Press Release of Senator Crapo
Owyhee Initiative Act has first hearing
Crapo cites collaboration, “surge in support” during testimony
Contact: Susan Wheeler
Washington, DC – Idaho Senator Mike Crapo cited five years of collaboration and a surge of public support for the Owyhee agreement today during testimony before the first hearing on his Owyhee Initiative Implementation Act, S. 3794. Idaho Senator Larry Craig chaired the hearing of a Senate Energy and Natural Resources Subcommittee on Public Lands and Forests.
Crapo thanked Craig for the timely hearing and said he was looking forward to working with Craig on the legislation following the upcoming recess. “Today was a very positive day for the Owyhee Initiative. This hearing focused on the issues at hand and featured strong testimony from Idahoans, witnesses both pro and con and from the Administration. Forums like this will only build on the support that the Owyhee Initiative has already received. I compliment and thank Chairman Craig for his leadership and promptness in scheduling today’s hearing and his ongoing willingness to work with us on the legislation during October and beyond.”
During his testimony, Crapo cited the collaboration and cooperation among local leaders over the five years of working on the agreement and how that has made the Owyhee legislation possible.

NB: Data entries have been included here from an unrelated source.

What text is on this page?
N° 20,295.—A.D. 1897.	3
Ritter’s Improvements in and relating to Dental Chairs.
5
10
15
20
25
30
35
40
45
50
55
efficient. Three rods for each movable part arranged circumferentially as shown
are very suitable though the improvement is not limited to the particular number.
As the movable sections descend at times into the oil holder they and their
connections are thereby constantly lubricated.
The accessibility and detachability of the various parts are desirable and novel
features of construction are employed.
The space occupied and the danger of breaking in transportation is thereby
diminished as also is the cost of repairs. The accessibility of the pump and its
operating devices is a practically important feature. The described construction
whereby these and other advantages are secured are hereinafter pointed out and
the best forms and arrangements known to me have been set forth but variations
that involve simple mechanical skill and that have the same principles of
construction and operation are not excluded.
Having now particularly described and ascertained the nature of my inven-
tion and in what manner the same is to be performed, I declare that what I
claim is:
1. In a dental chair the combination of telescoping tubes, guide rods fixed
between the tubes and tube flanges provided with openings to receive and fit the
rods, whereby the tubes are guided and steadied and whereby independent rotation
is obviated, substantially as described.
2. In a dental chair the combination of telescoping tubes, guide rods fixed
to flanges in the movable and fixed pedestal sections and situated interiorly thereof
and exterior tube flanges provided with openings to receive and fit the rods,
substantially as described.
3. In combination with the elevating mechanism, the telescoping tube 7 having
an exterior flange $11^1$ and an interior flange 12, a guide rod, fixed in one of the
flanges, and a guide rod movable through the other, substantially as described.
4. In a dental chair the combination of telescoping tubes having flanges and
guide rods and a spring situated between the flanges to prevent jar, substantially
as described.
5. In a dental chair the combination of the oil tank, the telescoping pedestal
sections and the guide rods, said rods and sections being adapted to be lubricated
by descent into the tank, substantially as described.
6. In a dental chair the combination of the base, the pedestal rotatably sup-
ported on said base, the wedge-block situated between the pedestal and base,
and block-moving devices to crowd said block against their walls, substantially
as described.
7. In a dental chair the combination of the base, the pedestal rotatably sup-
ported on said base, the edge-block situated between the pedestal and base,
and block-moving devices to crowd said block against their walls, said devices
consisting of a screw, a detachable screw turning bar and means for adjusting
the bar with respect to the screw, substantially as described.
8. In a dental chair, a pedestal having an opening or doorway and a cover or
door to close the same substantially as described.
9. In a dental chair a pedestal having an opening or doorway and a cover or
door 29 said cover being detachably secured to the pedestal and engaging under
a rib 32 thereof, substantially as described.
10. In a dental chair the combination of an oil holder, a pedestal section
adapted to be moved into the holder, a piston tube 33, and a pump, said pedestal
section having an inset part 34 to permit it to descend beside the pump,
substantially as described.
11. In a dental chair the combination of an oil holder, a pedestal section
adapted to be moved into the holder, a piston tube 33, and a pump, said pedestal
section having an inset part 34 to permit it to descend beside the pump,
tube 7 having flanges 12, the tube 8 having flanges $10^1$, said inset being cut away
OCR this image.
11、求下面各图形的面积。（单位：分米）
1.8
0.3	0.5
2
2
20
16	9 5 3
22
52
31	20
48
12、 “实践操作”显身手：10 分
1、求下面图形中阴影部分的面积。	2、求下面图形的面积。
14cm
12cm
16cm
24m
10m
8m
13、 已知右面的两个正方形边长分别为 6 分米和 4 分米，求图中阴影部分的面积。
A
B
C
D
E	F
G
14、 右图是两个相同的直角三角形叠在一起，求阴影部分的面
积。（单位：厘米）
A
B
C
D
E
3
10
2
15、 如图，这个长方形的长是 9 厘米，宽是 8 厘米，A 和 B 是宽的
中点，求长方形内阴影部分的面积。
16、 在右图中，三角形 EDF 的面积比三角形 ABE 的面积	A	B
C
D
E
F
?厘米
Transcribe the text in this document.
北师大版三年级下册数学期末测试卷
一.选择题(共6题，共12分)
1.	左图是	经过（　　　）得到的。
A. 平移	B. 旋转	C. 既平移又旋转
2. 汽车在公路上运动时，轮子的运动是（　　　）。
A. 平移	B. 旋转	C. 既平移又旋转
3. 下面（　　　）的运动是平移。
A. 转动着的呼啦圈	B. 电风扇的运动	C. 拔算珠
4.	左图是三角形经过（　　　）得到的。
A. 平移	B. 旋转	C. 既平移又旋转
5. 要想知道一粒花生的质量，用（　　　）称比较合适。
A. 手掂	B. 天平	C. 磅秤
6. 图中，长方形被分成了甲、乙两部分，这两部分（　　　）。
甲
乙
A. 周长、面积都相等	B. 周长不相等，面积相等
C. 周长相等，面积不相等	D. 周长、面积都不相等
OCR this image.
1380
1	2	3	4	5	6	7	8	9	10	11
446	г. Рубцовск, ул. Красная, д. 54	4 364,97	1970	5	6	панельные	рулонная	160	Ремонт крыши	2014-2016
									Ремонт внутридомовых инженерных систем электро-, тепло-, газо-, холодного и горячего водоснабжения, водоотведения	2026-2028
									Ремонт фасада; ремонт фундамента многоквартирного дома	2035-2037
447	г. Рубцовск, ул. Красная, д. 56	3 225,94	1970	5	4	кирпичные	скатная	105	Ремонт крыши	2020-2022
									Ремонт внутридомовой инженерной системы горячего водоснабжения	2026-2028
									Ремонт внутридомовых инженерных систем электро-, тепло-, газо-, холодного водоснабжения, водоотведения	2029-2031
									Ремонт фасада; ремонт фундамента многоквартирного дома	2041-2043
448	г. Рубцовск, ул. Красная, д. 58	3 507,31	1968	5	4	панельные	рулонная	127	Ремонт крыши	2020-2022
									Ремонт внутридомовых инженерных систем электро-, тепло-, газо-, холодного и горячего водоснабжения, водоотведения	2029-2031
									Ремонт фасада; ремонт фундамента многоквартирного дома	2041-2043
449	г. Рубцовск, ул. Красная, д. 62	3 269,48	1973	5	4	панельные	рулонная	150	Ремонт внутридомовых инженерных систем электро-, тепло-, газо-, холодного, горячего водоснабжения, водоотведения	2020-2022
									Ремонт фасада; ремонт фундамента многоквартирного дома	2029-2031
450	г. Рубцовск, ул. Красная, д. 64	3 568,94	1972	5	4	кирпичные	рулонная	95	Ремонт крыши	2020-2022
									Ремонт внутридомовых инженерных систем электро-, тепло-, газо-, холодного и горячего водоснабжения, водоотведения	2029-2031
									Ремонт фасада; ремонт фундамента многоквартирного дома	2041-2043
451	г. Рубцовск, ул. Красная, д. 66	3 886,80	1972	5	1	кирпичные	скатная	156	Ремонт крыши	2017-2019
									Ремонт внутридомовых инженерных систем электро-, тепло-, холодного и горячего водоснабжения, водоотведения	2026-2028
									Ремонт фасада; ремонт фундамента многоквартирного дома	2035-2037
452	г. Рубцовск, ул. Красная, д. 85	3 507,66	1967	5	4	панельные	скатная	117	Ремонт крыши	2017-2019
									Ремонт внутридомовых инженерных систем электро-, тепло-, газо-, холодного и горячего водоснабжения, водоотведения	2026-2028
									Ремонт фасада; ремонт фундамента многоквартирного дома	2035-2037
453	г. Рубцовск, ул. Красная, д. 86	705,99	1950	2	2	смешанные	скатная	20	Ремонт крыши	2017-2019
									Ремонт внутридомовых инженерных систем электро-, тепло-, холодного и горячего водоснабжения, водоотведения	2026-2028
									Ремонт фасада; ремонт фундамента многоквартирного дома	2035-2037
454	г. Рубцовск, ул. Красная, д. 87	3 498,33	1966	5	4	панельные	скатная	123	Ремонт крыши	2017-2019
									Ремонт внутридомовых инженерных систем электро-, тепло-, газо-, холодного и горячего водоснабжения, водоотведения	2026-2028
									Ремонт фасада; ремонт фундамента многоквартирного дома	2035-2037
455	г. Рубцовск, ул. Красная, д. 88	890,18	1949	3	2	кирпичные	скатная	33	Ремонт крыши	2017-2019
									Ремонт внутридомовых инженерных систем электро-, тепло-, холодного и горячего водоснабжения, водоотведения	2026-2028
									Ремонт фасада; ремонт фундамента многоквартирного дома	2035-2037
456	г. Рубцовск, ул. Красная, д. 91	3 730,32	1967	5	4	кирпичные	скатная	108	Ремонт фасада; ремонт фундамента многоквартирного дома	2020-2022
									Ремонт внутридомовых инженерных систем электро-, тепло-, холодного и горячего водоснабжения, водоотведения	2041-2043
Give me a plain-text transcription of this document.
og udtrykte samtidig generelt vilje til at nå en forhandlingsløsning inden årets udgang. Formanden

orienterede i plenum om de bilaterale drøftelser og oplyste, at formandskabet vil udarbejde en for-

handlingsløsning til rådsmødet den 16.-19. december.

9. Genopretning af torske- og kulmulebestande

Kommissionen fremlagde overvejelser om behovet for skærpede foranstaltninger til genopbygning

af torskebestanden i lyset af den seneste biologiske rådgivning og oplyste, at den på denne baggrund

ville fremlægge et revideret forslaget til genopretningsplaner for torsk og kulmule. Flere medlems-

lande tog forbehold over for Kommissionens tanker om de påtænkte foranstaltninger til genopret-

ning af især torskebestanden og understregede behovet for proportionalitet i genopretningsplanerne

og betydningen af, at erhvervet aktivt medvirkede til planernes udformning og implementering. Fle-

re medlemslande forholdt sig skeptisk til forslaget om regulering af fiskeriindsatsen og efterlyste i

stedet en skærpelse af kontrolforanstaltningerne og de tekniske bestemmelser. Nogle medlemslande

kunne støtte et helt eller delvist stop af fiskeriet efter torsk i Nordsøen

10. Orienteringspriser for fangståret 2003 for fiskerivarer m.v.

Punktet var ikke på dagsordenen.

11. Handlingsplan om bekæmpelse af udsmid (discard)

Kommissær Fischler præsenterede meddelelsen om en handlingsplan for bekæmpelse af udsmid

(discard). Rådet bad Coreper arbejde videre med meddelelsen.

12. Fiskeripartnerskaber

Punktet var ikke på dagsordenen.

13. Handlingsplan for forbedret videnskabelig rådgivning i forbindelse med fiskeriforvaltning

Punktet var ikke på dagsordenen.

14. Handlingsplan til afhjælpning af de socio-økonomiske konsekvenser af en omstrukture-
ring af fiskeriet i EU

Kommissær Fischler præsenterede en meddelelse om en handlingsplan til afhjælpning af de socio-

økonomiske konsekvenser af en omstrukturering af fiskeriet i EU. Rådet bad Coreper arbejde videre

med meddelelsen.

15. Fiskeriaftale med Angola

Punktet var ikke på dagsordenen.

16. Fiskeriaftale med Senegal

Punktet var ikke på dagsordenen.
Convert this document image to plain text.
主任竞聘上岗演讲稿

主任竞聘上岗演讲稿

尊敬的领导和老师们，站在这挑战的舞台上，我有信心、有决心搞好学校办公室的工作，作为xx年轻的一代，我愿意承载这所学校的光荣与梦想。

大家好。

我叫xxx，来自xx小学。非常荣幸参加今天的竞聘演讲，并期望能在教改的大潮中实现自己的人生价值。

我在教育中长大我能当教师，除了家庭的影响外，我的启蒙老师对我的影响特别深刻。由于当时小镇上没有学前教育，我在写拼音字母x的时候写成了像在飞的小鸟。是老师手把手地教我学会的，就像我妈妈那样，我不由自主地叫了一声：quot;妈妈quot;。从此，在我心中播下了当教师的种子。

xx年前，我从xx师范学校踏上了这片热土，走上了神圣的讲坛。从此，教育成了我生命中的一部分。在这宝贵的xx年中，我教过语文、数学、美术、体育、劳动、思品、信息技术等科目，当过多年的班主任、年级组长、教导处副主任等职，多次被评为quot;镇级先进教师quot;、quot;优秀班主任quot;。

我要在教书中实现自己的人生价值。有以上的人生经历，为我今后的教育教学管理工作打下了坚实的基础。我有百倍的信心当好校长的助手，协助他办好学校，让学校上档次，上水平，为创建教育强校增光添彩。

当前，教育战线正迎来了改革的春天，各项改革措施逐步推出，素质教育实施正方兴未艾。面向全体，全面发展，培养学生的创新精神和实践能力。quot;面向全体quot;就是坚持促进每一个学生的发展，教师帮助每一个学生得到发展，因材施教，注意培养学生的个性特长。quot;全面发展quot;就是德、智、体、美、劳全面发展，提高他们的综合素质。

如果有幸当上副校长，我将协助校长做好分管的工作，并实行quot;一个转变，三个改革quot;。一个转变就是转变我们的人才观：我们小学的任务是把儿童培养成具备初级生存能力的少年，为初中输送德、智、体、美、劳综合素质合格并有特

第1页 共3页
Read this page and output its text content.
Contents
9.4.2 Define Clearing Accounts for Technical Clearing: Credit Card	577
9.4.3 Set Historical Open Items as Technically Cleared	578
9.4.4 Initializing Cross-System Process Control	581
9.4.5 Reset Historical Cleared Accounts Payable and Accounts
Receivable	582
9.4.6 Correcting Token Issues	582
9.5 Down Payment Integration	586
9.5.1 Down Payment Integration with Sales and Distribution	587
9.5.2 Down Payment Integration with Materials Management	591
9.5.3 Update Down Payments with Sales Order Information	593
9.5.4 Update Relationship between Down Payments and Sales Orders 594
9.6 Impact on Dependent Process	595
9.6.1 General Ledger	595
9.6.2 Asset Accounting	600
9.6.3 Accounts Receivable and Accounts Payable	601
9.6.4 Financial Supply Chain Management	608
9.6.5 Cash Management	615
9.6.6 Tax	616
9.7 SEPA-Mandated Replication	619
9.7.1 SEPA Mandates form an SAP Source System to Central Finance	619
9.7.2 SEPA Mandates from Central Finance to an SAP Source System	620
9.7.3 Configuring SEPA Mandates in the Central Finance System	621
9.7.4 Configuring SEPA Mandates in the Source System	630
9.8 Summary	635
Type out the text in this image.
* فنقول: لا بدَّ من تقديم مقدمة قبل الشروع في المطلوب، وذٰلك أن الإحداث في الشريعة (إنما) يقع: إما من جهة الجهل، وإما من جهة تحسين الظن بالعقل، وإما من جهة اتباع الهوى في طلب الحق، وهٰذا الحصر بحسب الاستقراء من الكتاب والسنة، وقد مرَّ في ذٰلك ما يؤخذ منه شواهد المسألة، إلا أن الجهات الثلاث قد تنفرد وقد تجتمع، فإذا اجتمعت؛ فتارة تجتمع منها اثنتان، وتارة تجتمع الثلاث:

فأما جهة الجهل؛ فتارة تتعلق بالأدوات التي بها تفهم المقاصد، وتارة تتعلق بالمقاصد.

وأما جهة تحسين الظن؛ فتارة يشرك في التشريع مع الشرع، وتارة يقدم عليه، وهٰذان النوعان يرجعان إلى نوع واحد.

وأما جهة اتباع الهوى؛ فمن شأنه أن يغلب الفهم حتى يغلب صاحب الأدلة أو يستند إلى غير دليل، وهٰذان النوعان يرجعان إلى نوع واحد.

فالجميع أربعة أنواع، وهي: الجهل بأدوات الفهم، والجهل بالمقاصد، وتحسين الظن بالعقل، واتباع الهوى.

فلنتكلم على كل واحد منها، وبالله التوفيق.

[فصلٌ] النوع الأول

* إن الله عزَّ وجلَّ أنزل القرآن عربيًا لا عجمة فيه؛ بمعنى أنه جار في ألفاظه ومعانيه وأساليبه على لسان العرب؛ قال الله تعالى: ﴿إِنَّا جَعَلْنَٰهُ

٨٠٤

“The Owyhee Initiative represents the next generation of collaborative and cooperative conservation. It transforms protracted conflict and uncertainty into resolution with bright prospects for the future. Ranchers can plan for subsequent generations. Off-road vehicle users have access ensured. Wilderness is established. The Shoshone-Paiute Tribe knows that cultural resources will be protected. The Air Force will train its pilots in perpetuity. Local, state and federal government agencies will have structure to assist in joint management of the region. The Owyhee Initiative protects water rights, releases wilderness study areas and protects traditional uses. This will all coincide with the preservation of environmental and ecological health. This is a revolutionary land management structure that looks ahead to the future,” Crapo said.
“This can’t be called solely a ranching, wilderness, Air Force or Tribal bill. It is comprehensive land management legislation. Each group negotiated aggressively, and now remarkably, each supports the objectives of those with whom they had previous conflict,” he added.
“The status quo is unacceptable. The Owyhee Canyonlands and its inhabitants deserve their conflicts be resolved in a meaningful and timely fashion. The surge in support since the introduction has been powerful, with letters of support received from dozens of organizations and entities. As with the Work Group that forged this agreement, the advocates of the bill have proved diverse and strong. The Owyhee Canyonlands, all its inhabitants and cultures are truly a treasure of Idaho and the United States; I ask you to join me in ensuring their future by passing this legislation.”